Now as spring training is about to start, the 33-year-old is confident he can regain the form that helped the Phillies win the 2008 World Series.
"I probably won't look back and dwell," Lidge said Wednesday. "Now it's about being myself again, going to my bread and butter and getting things done."
The loser in a pivotal Game 4 of the World Series against the New York Yankees, Lidge estimates he is two weeks behind his usual preseason pace. He expects to pitch off a mound next week and doesn't rule out being available for the April 5 opener against Washington.
"The good thing is my arm and knee both feel good, and it's my goal to catch up and try to be ready," Lidge said. "I think that's a possibility. It's reasonable. But we also look at '08 as a model. We didn't rush it, and I had the best season of my career."
Lidge had arthroscopic surgery on the same right knee in spring training two years ago and missed the first series of the regular season. But he was activated after four games and helped the Phillies win the World Series for the first time since 1980.
Lidge completed his first three save chances last year, then blew one April 19. Less than two weeks later, the Phillies briefly sidelined their closer due to right knee inflammation.
He said Wednesday the knee pain caused him to change his mechanics: He put more pressure on his right arm, leading to the elbow injury.
"You try to convince yourself that you're not 100 percent but you're fine, you'll be able to go out there and do the same thing and get results as normal. You try everything to do that," Lidge said. "It's not about trying to trick people as much as convincing yourself. If you can't sell it to yourself, there's no reason to go out there. I think the biggest thing is I was trying to convince myself I could get it done the same way and I felt I could do it, but I wasn't the same guy last year."

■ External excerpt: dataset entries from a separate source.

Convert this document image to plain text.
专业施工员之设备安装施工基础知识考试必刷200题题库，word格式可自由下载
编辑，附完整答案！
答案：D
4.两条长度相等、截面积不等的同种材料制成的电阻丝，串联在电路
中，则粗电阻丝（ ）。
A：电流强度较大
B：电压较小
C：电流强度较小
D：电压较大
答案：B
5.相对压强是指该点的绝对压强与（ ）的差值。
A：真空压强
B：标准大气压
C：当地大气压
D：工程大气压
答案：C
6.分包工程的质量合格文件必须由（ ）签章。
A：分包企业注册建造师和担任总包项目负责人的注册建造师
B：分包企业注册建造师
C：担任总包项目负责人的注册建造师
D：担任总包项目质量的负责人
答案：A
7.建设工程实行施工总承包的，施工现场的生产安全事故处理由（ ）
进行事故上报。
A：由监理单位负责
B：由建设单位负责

Lidge's fastball control became erratic. He gave hitters a better and longer view of his delivery, and he couldn't hold runners on base — Johnny Damon stole two bases on one play during that Game 4.
Spring training will allow Lidge to work on his mechanics, which could be key for the Phillies.
"We, obviously, want to get back to the World Series, but more than that we want to be considered one of the best teams ever in the National League," Lidge said. "But that's not the motivating factor. The motivating factor was that we didn't like how last season ended.
"We feel even though the Yankees have a great team, if we're on top of our game and everybody is doing what they're capable of doing, then we can certainly beat a team as good as the Yankees. That'll be the motivation: To get back there and end the season on Broad Street again."